In Gieß-, Beschichtungs- und Extrusionsverfahren können Modelle auf Basis von Kollagenprodukten preisgünstig hergestellt werden. Im Vergleich zu verfügbaren Modellen aus Kunststoffen können an den Kollagenmodellen chirurgische Interventionen wie Schneiden, Klippen, Nähen, Kleben mit Original-OP-Instrumenten durchgeführt werden. Gleichzeitig geben die Modelle sowohl haptische, optische und funktionelle Eigenschaften der Organe wieder und ermöglichen ein realitätsnahes Training in Verbindung mit einem geeigneten OP-Trainingstorso. Mit den Modellen können zur Zeit folgende Eingriffe in chirurgischen Trainingskursen geübt werden: Cholezystektomie, Biopsie an der Leber, Appendektomie, Endoskopie (Darm), Gastroskopie (Magen) und Gastrostomie. Gießfähige Modelle können mit den entwickelten Formen im Kleinserienmaßstab gefertigt werden. Das Darmmaterial kann durch Extrusion als Endlosware gefertigt werden.
Zielgruppe und Zielmarkt
Seit 2010 hat sich das Spektrum zur beruflichen Qualifizierung und Weiterbildung von Medizinern deutlich erweitert. Gleichzeitig wurden die Ausbildungsangebote auf das Assistenzpersonal ausgeweitet. Gerade im medizinischen Bereich gilt es, sich lebenslang fortzubilden und es werden immer mehr Seminare in den einzelnen Fachrichtungen und zu speziellen Fragestellungen angeboten. Die Organmodelle haben zu einer deutlichen Qualitätsverbesserung der Ausbildung und für das Chirurgentraining geführt.
Für den Einsatz der Modelle aus diesem Projekt kann das Anwendungsspektrum dahingehend erweitert werden, dass sie aufgrund der Eigenschaften in der Bildgebung auch für Lernangebote in der Sonographie und Radiologie geeignet sind.

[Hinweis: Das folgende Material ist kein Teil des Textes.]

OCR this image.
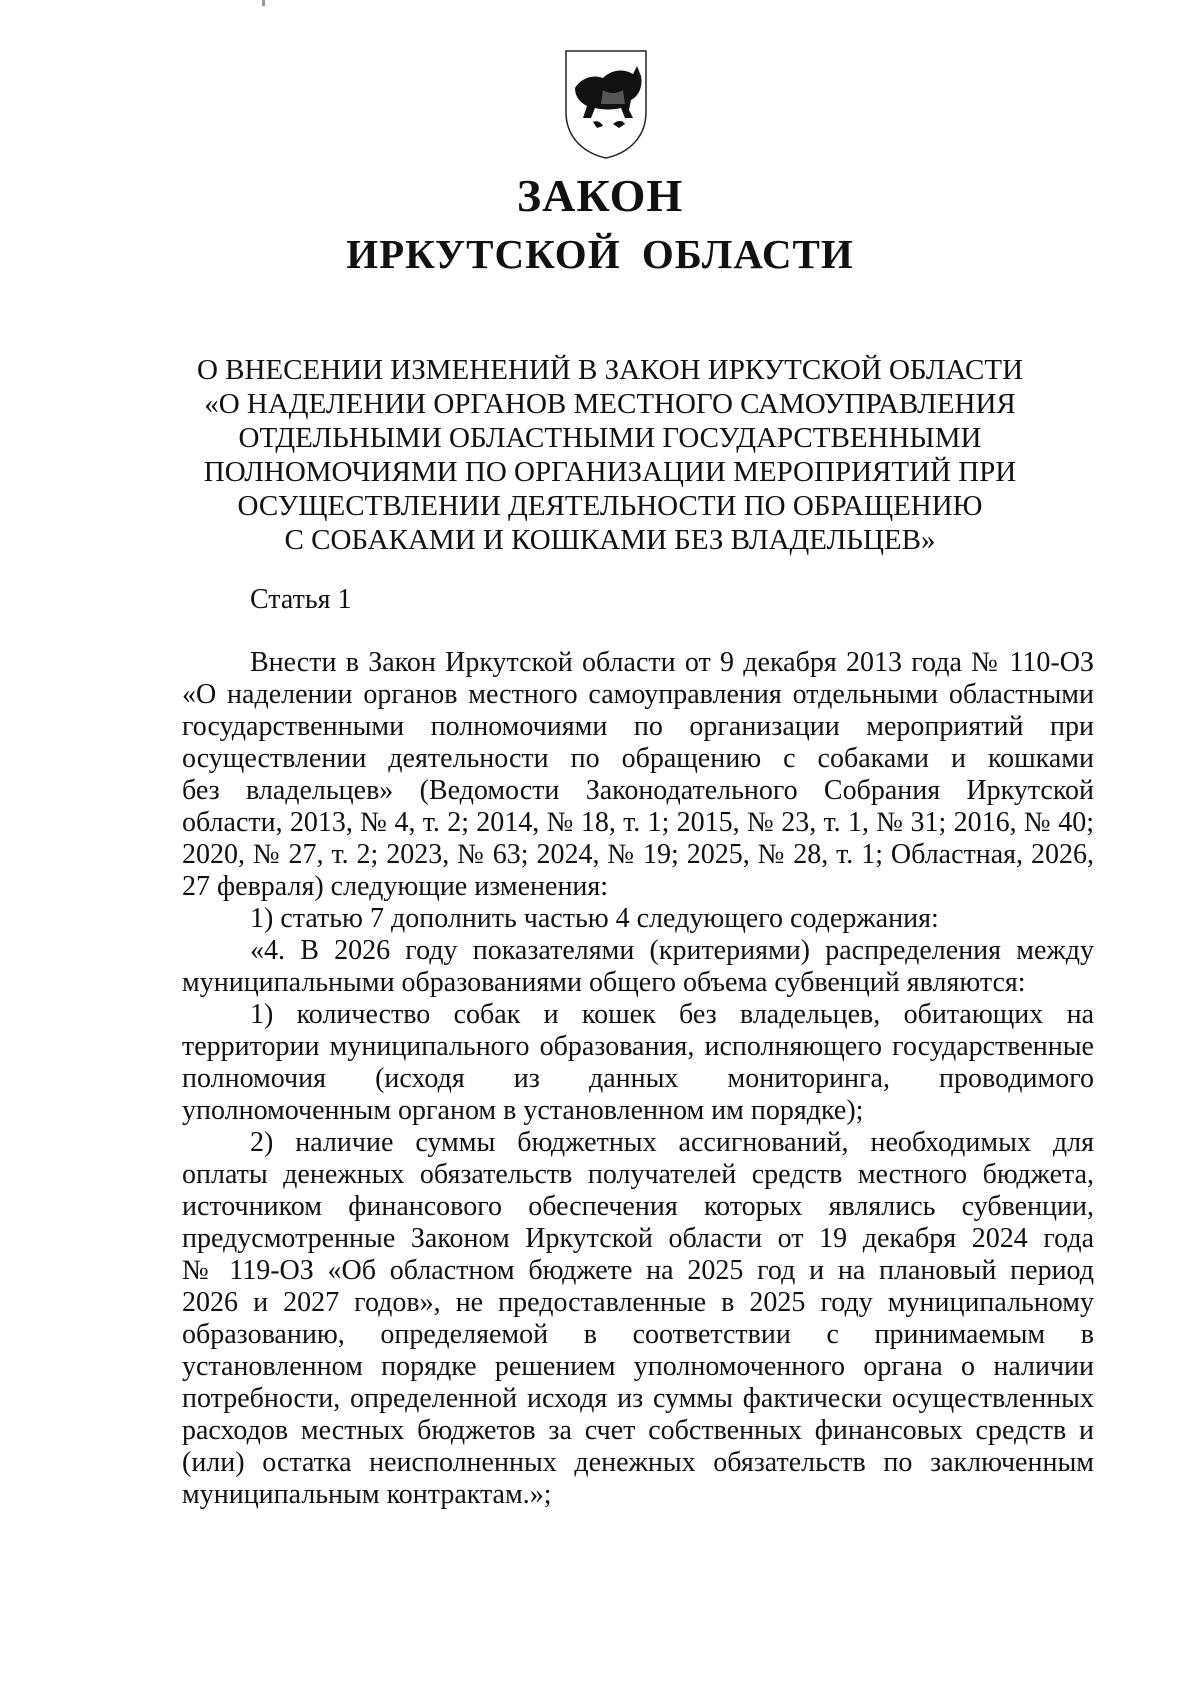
ЗАКОН
ИРКУТСКОЙ ОБЛАСТИ
О ВНЕСЕНИИ ИЗМЕНЕНИЙ В ЗАКОН ИРКУТСКОЙ ОБЛАСТИ
«О НАДЕЛЕНИИ ОРГАНОВ МЕСТНОГО САМОУПРАВЛЕНИЯ
ОТДЕЛЬНЫМИ ОБЛАСТНЫМИ ГОСУДАРСТВЕННЫМИ
ПОЛНОМОЧИЯМИ ПО ОРГАНИЗАЦИИ МЕРОПРИЯТИЙ ПРИ
ОСУЩЕСТВЛЕНИИ ДЕЯТЕЛЬНОСТИ ПО ОБРАЩЕНИЮ
С СОБАКАМИ И КОШКАМИ БЕЗ ВЛАДЕЛЬЦЕВ»
Статья 1
Внести в Закон Иркутской области от 9 декабря 2013 года № 110-ОЗ
«О наделении органов местного самоуправления отдельными областными
государственными полномочиями по организации мероприятий при
осуществлении деятельности по обращению с собаками и кошками
без владельцев» (Ведомости Законодательного Собрания Иркутской
области, 2013, № 4, т. 2; 2014, № 18, т. 1; 2015, № 23, т. 1, № 31; 2016, № 40;
2020, № 27, т. 2; 2023, № 63; 2024, № 19; 2025, № 28, т. 1; Областная, 2026,
27 февраля) следующие изменения:
1) статью 7 дополнить частью 4 следующего содержания:
«4. В 2026 году показателями (критериями) распределения между
муниципальными образованиями общего объема субвенций являются:
1) количество собак и кошек без владельцев, обитающих на
территории муниципального образования, исполняющего государственные
полномочия (исходя из данных мониторинга, проводимого
уполномоченным органом в установленном им порядке);
2) наличие суммы бюджетных ассигнований, необходимых для
оплаты денежных обязательств получателей средств местного бюджета,
источником финансового обеспечения которых являлись субвенции,
предусмотренные Законом Иркутской области от 19 декабря 2024 года
№ 119-ОЗ «Об областном бюджете на 2025 год и на плановый период
2026 и 2027 годов», не предоставленные в 2025 году муниципальному
образованию, определяемой в соответствии с принимаемым в
установленном порядке решением уполномоченного органа о наличии
потребности, определенной исходя из суммы фактически осуществленных
расходов местных бюджетов за счет собственных финансовых средств и
(или) остатка неисполненных денежных обязательств по заключенным
муниципальным контрактам.»;
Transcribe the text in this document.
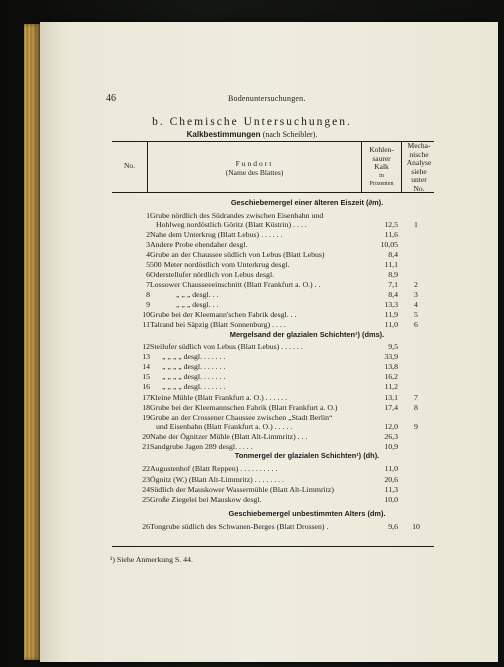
46	Bodenuntersuchungen.
b. Chemische Untersuchungen.
Kalkbestimmungen (nach Scheibler).
No.	Fundort
(Name des Blattes)
Kohlen-
saurer
Kalk
in
Prozenten
Mecha-
nische
Analyse
siehe
unter
No.
Geschiebemergel einer älteren Eiszeit (∂m).
Mergelsand der glazialen Schichten¹) (dms).
Tonmergel der glazialen Schichten¹) (dh).
Geschiebemergel unbestimmten Alters (dm).
1 Grube nördlich des Südrandes zwischen Eisenbahn und
Hohlweg nordöstlich Göritz (Blatt Küstrin) . . . .	12,5	1
2 Nahe dem Unterkrug (Blatt Lebus) . . . . . .	11,6
3 Andere Probe ebendaher desgl.	10,05
4 Grube an der Chaussee südlich von Lebus (Blatt Lebus)	8,4
5 500 Meter nordöstlich vom Unterkrug desgl.	11,1
6 Oderstellufer nördlich von Lebus desgl.	8,9
7 Lossower Chausseeeinschnitt (Blatt Frankfurt a. O.) . .	7,1	2
8	„ „ „ desgl. . .	8,4	3
9	„ „ „ desgl. . .	13,3	4
10 Grube bei der Kleemann'schen Fabrik desgl. . .	11,9	5
11 Talrand bei Säpzig (Blatt Sonnenburg) . . . .	11,0	6
12 Steilufer südlich von Lebus (Blatt Lebus) . . . . . .	9,5
13 „ „ „ „ desgl. . . . . . .	33,9
14 „ „ „ „ desgl. . . . . . .	13,8
15 „ „ „ „ desgl. . . . . . .	16,2
16 „ „ „ „ desgl. . . . . . .	11,2
17 Kleine Mühle (Blatt Frankfurt a. O.) . . . . . .	13,1	7
18 Grube bei der Kleemannschen Fabrik (Blatt Frankfurt a. O.)	17,4	8
19 Grube an der Crossener Chaussee zwischen „Stadt Berlin“
und Eisenbahn (Blatt Frankfurt a. O.) . . . . .	12,0	9
20 Nahe der Ögnitzer Mühle (Blatt Alt-Limmritz) . . .	26,3
21 Sandgrube Jagen 289 desgl. . . . .	10,9
22 Augustenhof (Blatt Reppen) . . . . . . . . . .	11,0
23 Ögnitz (W.) (Blatt Alt-Limmritz) . . . . . . . .	20,6
24 Südlich der Mauskower Wassermühle (Blatt Alt-Limmritz)	11,3
25 Große Ziegelei bei Mauskow desgl.	10,0
26 Tongrube südlich des Schwanen-Berges (Blatt Drossen) .	9,6	10
¹) Siehe Anmerkung S. 44.
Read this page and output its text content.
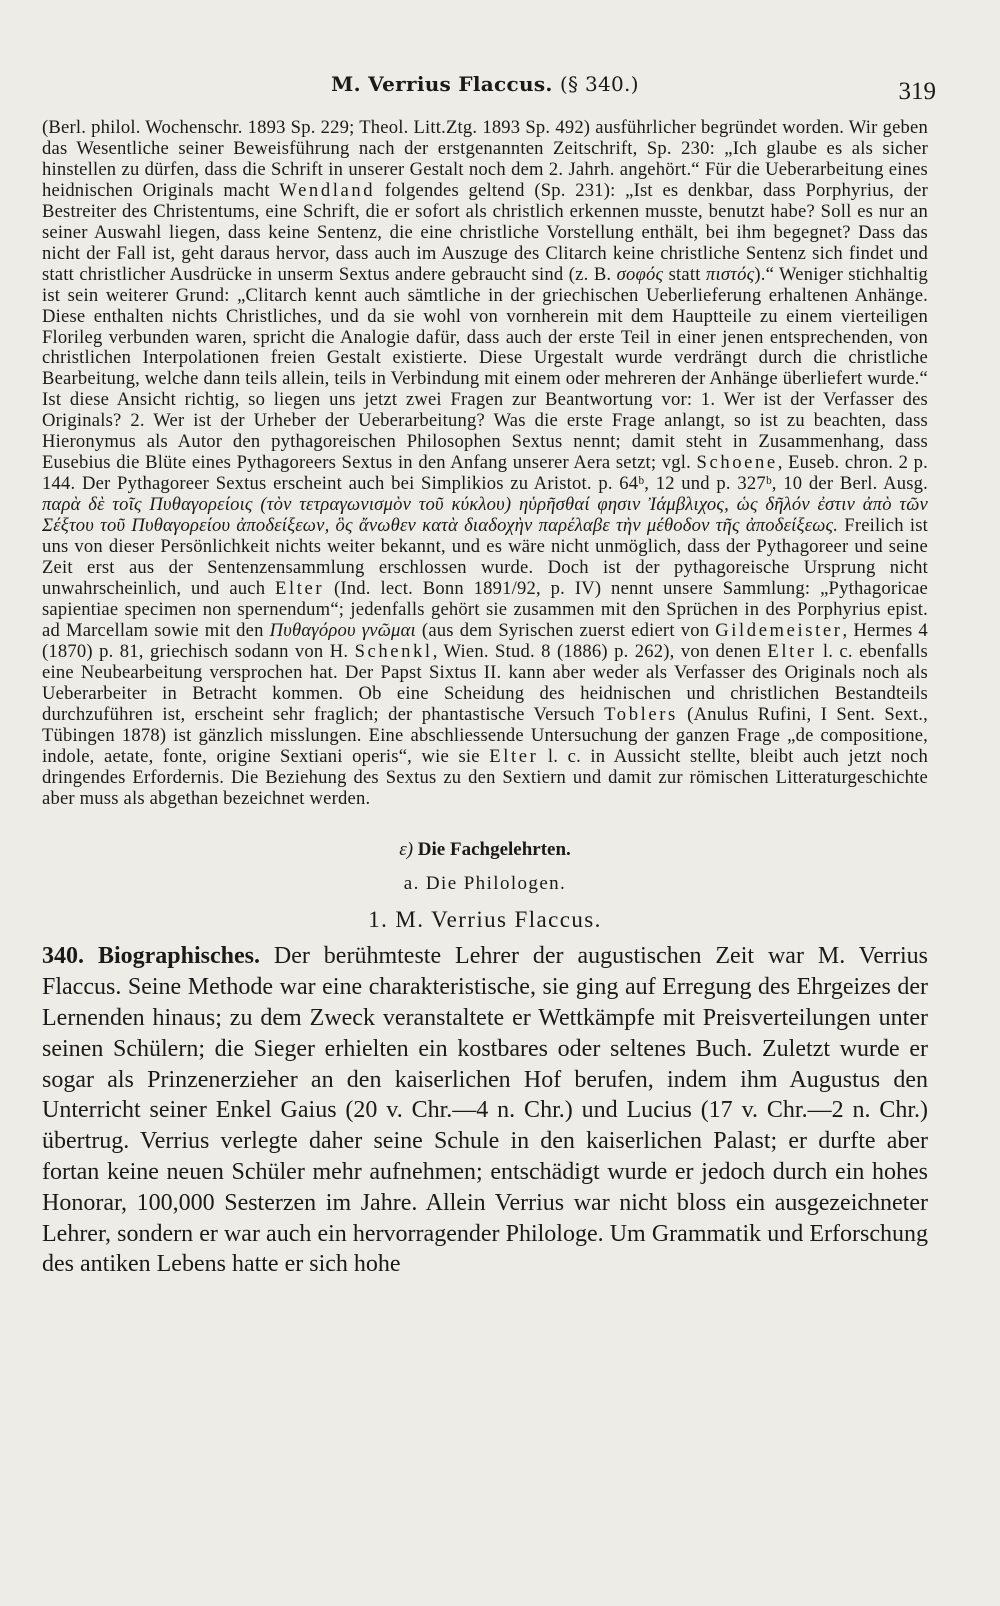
M. Verrius Flaccus. (§ 340.)	319

(Berl. philol. Wochenschr. 1893 Sp. 229; Theol. Litt.Ztg. 1893 Sp. 492) ausführlicher begründet worden. Wir geben das Wesentliche seiner Beweisführung nach der erstgenannten Zeitschrift, Sp. 230: „Ich glaube es als sicher hinstellen zu dürfen, dass die Schrift in unserer Gestalt noch dem 2. Jahrh. angehört.“ Für die Ueberarbeitung eines heidnischen Originals macht Wendland folgendes geltend (Sp. 231): „Ist es denkbar, dass Porphyrius, der Bestreiter des Christentums, eine Schrift, die er sofort als christlich erkennen musste, benutzt habe? Soll es nur an seiner Auswahl liegen, dass keine Sentenz, die eine christliche Vorstellung enthält, bei ihm begegnet? Dass das nicht der Fall ist, geht daraus hervor, dass auch im Auszuge des Clitarch keine christliche Sentenz sich findet und statt christlicher Ausdrücke in unserm Sextus andere gebraucht sind (z. B. σοφός statt πιστός).“ Weniger stichhaltig ist sein weiterer Grund: „Clitarch kennt auch sämtliche in der griechischen Ueberlieferung erhaltenen Anhänge. Diese enthalten nichts Christliches, und da sie wohl von vornherein mit dem Hauptteile zu einem vierteiligen Florileg verbunden waren, spricht die Analogie dafür, dass auch der erste Teil in einer jenen entsprechenden, von christlichen Interpolationen freien Gestalt existierte. Diese Urgestalt wurde verdrängt durch die christliche Bearbeitung, welche dann teils allein, teils in Verbindung mit einem oder mehreren der Anhänge überliefert wurde.“ Ist diese Ansicht richtig, so liegen uns jetzt zwei Fragen zur Beantwortung vor: 1. Wer ist der Verfasser des Originals? 2. Wer ist der Urheber der Ueberarbeitung? Was die erste Frage anlangt, so ist zu beachten, dass Hieronymus als Autor den pythagoreischen Philosophen Sextus nennt; damit steht in Zusammenhang, dass Eusebius die Blüte eines Pythagoreers Sextus in den Anfang unserer Aera setzt; vgl. Schoene, Euseb. chron. 2 p. 144. Der Pythagoreer Sextus erscheint auch bei Simplikios zu Aristot. p. 64ᵇ, 12 und p. 327ᵇ, 10 der Berl. Ausg. παρὰ δὲ τοῖς Πυθαγορείοις (τὸν τετραγωνισμὸν τοῦ κύκλου) ηὑρῆσθαί φησιν Ἰάμβλιχος, ὡς δῆλόν ἐστιν ἀπὸ τῶν Σέξτου τοῦ Πυθαγορείου ἀποδείξεων, ὃς ἄνωθεν κατὰ διαδοχὴν παρέλαβε τὴν μέθοδον τῆς ἀποδείξεως. Freilich ist uns von dieser Persönlichkeit nichts weiter bekannt, und es wäre nicht unmöglich, dass der Pythagoreer und seine Zeit erst aus der Sentenzensammlung erschlossen wurde. Doch ist der pythagoreische Ursprung nicht unwahrscheinlich, und auch Elter (Ind. lect. Bonn 1891/92, p. IV) nennt unsere Sammlung: „Pythagoricae sapientiae specimen non spernendum“; jedenfalls gehört sie zusammen mit den Sprüchen in des Porphyrius epist. ad Marcellam sowie mit den Πυθαγόρου γνῶμαι (aus dem Syrischen zuerst ediert von Gildemeister, Hermes 4 (1870) p. 81, griechisch sodann von H. Schenkl, Wien. Stud. 8 (1886) p. 262), von denen Elter l. c. ebenfalls eine Neubearbeitung versprochen hat. Der Papst Sixtus II. kann aber weder als Verfasser des Originals noch als Ueberarbeiter in Betracht kommen. Ob eine Scheidung des heidnischen und christlichen Bestandteils durchzuführen ist, erscheint sehr fraglich; der phantastische Versuch Toblers (Anulus Rufini, I Sent. Sext., Tübingen 1878) ist gänzlich misslungen. Eine abschliessende Untersuchung der ganzen Frage „de compositione, indole, aetate, fonte, origine Sextiani operis“, wie sie Elter l. c. in Aussicht stellte, bleibt auch jetzt noch dringendes Erfordernis. Die Beziehung des Sextus zu den Sextiern und damit zur römischen Litteraturgeschichte aber muss als abgethan bezeichnet werden.

ε) Die Fachgelehrten.
a. Die Philologen.
1. M. Verrius Flaccus.

340. Biographisches. Der berühmteste Lehrer der augustischen Zeit war M. Verrius Flaccus. Seine Methode war eine charakteristische, sie ging auf Erregung des Ehrgeizes der Lernenden hinaus; zu dem Zweck veranstaltete er Wettkämpfe mit Preisverteilungen unter seinen Schülern; die Sieger erhielten ein kostbares oder seltenes Buch. Zuletzt wurde er sogar als Prinzenerzieher an den kaiserlichen Hof berufen, indem ihm Augustus den Unterricht seiner Enkel Gaius (20 v. Chr.—4 n. Chr.) und Lucius (17 v. Chr.—2 n. Chr.) übertrug. Verrius verlegte daher seine Schule in den kaiserlichen Palast; er durfte aber fortan keine neuen Schüler mehr aufnehmen; entschädigt wurde er jedoch durch ein hohes Honorar, 100,000 Sesterzen im Jahre. Allein Verrius war nicht bloss ein ausgezeichneter Lehrer, sondern er war auch ein hervorragender Philologe. Um Grammatik und Erforschung des antiken Lebens hatte er sich hohe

Zwischenzeitlich haben sich einige Änderungen hinsichtlich des Ausbildungsbedarfs für die verschiedenen Operationstechniken (wie NOTES-Techniken, Zugang über natürliche Körperöffnungen und Durchtrennen innerer Gewebe- und Organstrukturen bis in den Abdominalraum) ergeben. Mit der parallelen Entwicklung der Single-Port-Technologie (Zugang durch den Bauchnabel, sehr kleiner Schnitt, kaum sichtbar, weniger Risiken) rücken neue Anforderungen an Trainingssysteme in den Fokus. Dadurch ergeben sich hinsichtlich der Weiterentwicklungen von Operationsumgebungen neue Entwicklungsansätze zur Nachbildung der Bauchdecke . Hier sind Materialien notwendig, die die Bauchdecke mit allen Strukturschichten (Haut, Fett, innere Gewebsstrukturen) abbilden, um diese Art des Zugangs in die Abdominalhöhle zu trainieren.